Un cambio di rotta inaspettato
Corden, noto per le sue fonti vicine all’industria, ha spiegato che i ricavi ottenuti dal segmento PC non avrebbero avuto un impatto sufficiente sui bilanci Sony da giustificare ulteriori porting massicci. Un cambio di strategia, dunque, dopo anni in cui la società sembrava orientata verso una maggiore apertura. La notizia arriva però con un certo grado di ambiguità: solo pochi giorni prima, lo stesso Corden aveva dichiarato l’esatto contrario, ovvero che Sony stesse valutando rilasci simultanei su PlayStation e PC per le future produzioni. L’apparente contraddizione sarebbe spiegata, secondo la fonte, dal fatto che le informazioni precedenti provenivano da build interne obsolete di PS5, non più rappresentative dell’attuale piano aziendale.
Le vendite su PC: successo o occasione mancata?
Sebbene Sony abbia ottenuto risultati positivi in termini di visibilità, i numeri di vendita su Steam non sono stati eclatanti rispetto alle aspettative. Molti dei titoli sono infatti arrivati a distanza di mesi o anni dal lancio su console, perdendo l’effetto novità.
Secondo alcune analisi, il 30% circa dei ricavi dei giochi first party di Sony proviene oggi dal mercato PC — un dato non trascurabile, ma nemmeno sufficiente per rimettere in discussione il modello PlayStation-centrico. L’azienda avrebbe probabilmente sperato in un impatto maggiore, in particolare dai titoli single player, tradizionalmente forti su console ma meno immediati nel pubblico PC.
Tra chiusura strategica e nuove priorità
Il possibile ridimensionamento non significherebbe un ritorno totale all’isolamento del passato. Più che un passo indietro, Sony sembra voler razionalizzare le proprie risorse, concentrandosi sui titoli con maggiore potenziale di monetizzazione continua. I giochi live service e multiplayer, come Helldivers 2, continueranno infatti a essere pubblicati anche su PC per ampliare la base d’utenza e sostenere i ricavi a lungo termine.
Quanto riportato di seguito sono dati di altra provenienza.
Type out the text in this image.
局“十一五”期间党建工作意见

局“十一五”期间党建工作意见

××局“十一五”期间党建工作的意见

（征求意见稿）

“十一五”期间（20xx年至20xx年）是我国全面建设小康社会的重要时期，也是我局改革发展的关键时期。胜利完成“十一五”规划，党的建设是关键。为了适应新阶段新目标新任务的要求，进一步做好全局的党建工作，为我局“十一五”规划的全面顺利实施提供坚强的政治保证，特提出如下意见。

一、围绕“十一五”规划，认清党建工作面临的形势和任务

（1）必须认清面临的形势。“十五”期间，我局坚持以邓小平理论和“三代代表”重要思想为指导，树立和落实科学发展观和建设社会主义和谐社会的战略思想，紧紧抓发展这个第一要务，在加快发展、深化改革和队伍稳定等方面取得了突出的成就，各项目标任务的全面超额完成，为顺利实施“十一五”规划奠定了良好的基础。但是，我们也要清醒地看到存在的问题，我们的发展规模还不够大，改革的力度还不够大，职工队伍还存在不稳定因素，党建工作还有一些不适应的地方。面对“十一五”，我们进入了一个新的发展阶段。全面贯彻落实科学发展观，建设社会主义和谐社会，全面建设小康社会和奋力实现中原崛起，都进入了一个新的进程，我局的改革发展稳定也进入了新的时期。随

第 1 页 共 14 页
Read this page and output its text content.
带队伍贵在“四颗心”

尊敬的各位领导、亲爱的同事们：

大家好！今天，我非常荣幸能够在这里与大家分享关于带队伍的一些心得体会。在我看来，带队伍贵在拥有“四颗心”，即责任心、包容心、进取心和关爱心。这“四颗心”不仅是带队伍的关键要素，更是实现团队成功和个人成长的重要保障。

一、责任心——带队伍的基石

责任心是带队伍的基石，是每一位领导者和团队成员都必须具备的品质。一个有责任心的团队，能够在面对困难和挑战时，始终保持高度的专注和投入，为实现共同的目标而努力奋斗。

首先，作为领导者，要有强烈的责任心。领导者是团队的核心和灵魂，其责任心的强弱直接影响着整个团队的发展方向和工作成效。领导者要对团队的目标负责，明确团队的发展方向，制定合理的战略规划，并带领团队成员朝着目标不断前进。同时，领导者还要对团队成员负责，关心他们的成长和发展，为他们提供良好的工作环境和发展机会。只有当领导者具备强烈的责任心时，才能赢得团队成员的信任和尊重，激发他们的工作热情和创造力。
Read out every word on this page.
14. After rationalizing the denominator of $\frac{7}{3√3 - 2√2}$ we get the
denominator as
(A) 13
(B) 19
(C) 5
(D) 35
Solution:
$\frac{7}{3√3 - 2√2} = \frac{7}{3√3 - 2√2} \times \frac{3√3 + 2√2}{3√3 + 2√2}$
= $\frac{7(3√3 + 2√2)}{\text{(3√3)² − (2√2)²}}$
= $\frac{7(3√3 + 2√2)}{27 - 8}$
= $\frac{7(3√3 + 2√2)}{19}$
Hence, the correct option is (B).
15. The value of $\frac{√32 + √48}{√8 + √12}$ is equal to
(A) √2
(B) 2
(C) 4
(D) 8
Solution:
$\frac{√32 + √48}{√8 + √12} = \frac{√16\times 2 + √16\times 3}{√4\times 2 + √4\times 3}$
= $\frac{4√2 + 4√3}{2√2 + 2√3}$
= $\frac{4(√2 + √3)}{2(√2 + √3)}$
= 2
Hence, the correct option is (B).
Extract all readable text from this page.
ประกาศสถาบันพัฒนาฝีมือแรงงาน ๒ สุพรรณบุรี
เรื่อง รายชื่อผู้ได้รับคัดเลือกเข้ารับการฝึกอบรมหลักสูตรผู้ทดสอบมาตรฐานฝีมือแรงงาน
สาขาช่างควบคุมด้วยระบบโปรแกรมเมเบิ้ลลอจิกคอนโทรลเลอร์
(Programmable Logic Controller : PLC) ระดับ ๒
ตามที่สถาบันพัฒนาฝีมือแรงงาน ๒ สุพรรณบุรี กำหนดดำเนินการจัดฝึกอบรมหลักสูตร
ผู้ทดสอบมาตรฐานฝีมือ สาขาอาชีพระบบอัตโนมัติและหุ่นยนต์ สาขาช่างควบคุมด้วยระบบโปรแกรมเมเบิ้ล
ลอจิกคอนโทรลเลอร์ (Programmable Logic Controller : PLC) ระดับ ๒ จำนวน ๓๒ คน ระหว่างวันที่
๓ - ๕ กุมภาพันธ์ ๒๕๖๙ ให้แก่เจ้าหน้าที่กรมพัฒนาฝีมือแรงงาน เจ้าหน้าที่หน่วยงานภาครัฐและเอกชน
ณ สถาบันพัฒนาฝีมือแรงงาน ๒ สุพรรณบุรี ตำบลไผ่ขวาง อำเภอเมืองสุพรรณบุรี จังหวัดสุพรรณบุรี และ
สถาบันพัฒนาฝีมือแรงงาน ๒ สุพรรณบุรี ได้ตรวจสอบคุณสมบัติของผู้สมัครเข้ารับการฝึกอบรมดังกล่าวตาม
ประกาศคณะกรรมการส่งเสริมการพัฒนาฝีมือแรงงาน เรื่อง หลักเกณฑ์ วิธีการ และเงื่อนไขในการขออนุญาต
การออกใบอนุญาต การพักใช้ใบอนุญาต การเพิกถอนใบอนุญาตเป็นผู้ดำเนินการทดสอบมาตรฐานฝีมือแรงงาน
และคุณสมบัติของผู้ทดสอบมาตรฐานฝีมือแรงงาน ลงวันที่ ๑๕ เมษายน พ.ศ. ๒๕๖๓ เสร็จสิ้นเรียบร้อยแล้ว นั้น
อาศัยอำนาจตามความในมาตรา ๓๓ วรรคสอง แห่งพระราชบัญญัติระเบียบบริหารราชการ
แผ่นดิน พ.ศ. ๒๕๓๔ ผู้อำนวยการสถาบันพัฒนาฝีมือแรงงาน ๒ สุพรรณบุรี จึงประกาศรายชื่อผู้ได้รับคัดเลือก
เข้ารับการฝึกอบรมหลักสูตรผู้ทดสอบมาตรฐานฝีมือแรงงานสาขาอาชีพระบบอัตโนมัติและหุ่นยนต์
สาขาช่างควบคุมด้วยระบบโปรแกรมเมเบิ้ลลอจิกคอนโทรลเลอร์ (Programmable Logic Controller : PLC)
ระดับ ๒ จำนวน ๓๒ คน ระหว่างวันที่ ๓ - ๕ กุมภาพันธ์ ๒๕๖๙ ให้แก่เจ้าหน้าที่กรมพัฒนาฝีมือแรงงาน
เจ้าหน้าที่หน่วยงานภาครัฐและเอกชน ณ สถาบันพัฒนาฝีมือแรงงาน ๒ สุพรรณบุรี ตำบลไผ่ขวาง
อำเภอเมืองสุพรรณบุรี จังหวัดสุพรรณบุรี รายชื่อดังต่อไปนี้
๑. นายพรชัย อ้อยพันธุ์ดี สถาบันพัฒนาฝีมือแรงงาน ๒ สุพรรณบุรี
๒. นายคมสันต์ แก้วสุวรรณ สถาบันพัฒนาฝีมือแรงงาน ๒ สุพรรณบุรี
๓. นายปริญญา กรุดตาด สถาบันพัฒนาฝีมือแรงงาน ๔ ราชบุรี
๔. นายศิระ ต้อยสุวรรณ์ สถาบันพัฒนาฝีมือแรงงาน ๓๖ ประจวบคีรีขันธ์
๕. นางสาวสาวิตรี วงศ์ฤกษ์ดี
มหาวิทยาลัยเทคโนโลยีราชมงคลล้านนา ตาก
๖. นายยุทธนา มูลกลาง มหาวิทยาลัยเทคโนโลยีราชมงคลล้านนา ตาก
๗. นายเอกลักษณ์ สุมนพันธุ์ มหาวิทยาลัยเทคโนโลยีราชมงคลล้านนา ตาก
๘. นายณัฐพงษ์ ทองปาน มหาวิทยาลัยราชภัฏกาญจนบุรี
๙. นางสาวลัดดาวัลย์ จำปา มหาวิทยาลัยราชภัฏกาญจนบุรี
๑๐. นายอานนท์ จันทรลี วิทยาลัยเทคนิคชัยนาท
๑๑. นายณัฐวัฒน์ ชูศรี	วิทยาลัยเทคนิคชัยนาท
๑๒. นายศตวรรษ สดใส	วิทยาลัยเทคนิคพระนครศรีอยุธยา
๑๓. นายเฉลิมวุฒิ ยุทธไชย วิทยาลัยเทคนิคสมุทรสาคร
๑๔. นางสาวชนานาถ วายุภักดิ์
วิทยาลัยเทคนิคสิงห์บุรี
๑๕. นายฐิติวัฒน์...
D’altro canto, i giochi single player narrativi, pur essendo il cuore dell’identità PlayStation, potrebbero tornare a essere esclusive temporanee o permanenti. Una scelta che risponde sia a logiche di mercato — proteggere il valore della console — sia a una questione d’immagine: l’esclusività resta uno dei pilastri del marchio PlayStation.